Trump's list of 200 billion US dollars' worth of imports on Chinese goods has not yet been finalized, but American farmers have already felt the pain as Beijing has announced it would impose a 25 percent tariff on American soybeans.
"I am nervous to think about the scenarios of what's going to happen if it does go into effect," according to CNBC citing Heath Houck, a soybean farmer in Nokomis, Illinois, "In the last three to five years, with the depressed farming economy the way it is, it can certainly hamper us even further. It kind of scares me, to be honest."
But Li Daokui, an economist at Beijing-based Tsinghua University still predicts that the journey of China-US trade negotiations will be a long and arduous one, as some American politicians are keen to keep the "trade war" status between the two countries.
"They will love to see trade disputes between the two countries as it can help in winning votes. If the Trump administration reaches any deal with China, the opposition will try their best to find faults and flaws in the deal and accuse the incumbent of being incompetent. They would interpret the deal as a compromise to China."
Fu Zhenzhen, an analyst at Beijing Orient Agribusiness Consultant Ltd agrees that Trump's move on Monday was purely political. Fu also worries that the interests of American soybean farmers could be severely damaged with the trade war coming.
"Farmers have sowed their soybeans, which include the 30 million tons of soybeans that they plan to export to China. The US soybean industry would have a serious problem if the US government could not resolve the trade issues with China by September, when the soybeans are ready to be reaped."
It will be extremely hard for them to find an alternative market.
Last Friday, Brian Kuehl, executive director of Farmers for Free Trade has expressed the same concern in a released statement in which he worries that Trump's tariff plan could scar the soybean market.
“For American farmers, this isn’t theoretical anymore, it’s downright scary. It’s no longer a negotiating tactic; it’s a tax on their livelihoods."
“The imposition of these tariffs is not only a blow to our farmers, it’s a win for our competitors. When American soybeans and corn become more expensive, South America wins. When beef becomes more expensive, Australia wins. As this trade war drags on, farmers will rightly question why our competitors are winning while we’re losing."
According to the People's Daily citing customs data, China imported 24.1 billion US dollars worth of US agricultural products last year, with soybean trade worth 14 billion dollars alone. With China's food structure upgrading and its need for meat surging, soybeans rich in protein are a crucial source for animal feed.
Simple math would conclude that the soybean business is beneficial for both sides. But clearly logic didn't make it to Trump's head. In the short-term, both America farmers and Chinese consumers may feel the pain.

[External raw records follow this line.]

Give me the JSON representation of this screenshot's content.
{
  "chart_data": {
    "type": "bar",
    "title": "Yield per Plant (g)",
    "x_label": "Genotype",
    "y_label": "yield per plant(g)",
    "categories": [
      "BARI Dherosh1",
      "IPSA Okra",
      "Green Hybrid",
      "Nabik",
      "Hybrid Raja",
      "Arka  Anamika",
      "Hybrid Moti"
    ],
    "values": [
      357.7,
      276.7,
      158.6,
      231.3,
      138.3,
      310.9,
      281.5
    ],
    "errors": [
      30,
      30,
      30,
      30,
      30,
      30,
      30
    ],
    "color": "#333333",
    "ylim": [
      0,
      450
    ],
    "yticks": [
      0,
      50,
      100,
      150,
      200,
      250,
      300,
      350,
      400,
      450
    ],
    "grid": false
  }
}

But it would be a big mistake to underestimate China's ability to find an alternative source, which will have a much more painful and irreversible impact on the US soybean industry.
Not just soybeans, China's growing interest in the premium seafood market also means China's tariffs plan, which will tax lobster imports from the US, may greatly affect Maine's economy, as it is the main home of the US lobster industry and China has already become a key exporting client.
According to data from the China Society of Fisheries, China imported 837 million American seafoods in 2017, an increase of 21.28% compared with that of 2016.
“Hopefully cooler heads can prevail and we can get a solution,” said Matt Jacobson, executive director of the Maine Lobster Marketing Collaborative. “It’s a year-round customer in China. This isn’t good news at all.”
The automobile market, another booming business, will also be struck as China retaliates. Wei Jianguo, former Vice Minister of China's Ministry of Commerce points out that if the Trump administration sticks to the road of protectionism, it may risk missing the fruits of China's booming market.
Ford sold over 338 thousand cars in China during the first five-months of 2018, around one-third of its domestic sales. After a truce with the US on trade disputes, China announced that it would cut car tariffs last month. Ford even had plans to lower the retail price of its luxury brand "Lincoln".
But as the natural gas vehicle and electric car will be subject to higher taxes, they are forced to drop the plan.
Wei Jianguo also notes that the tariff plan could further force America car-makers out of the Chinese market, as Germany, Sweden, France and Tokyo have already taken much of the Chinese luxury car market..
The Financial Times have already warned that Trump's move would destabilize the global value chain, which would make the US, highly dependent on labor division, the biggest victim.
These bleak prospects are based on the premise that a full-fledged trade war is going to happen. But then again, it would be most unreasonable to assume that China is not capable of finding an alternative solution.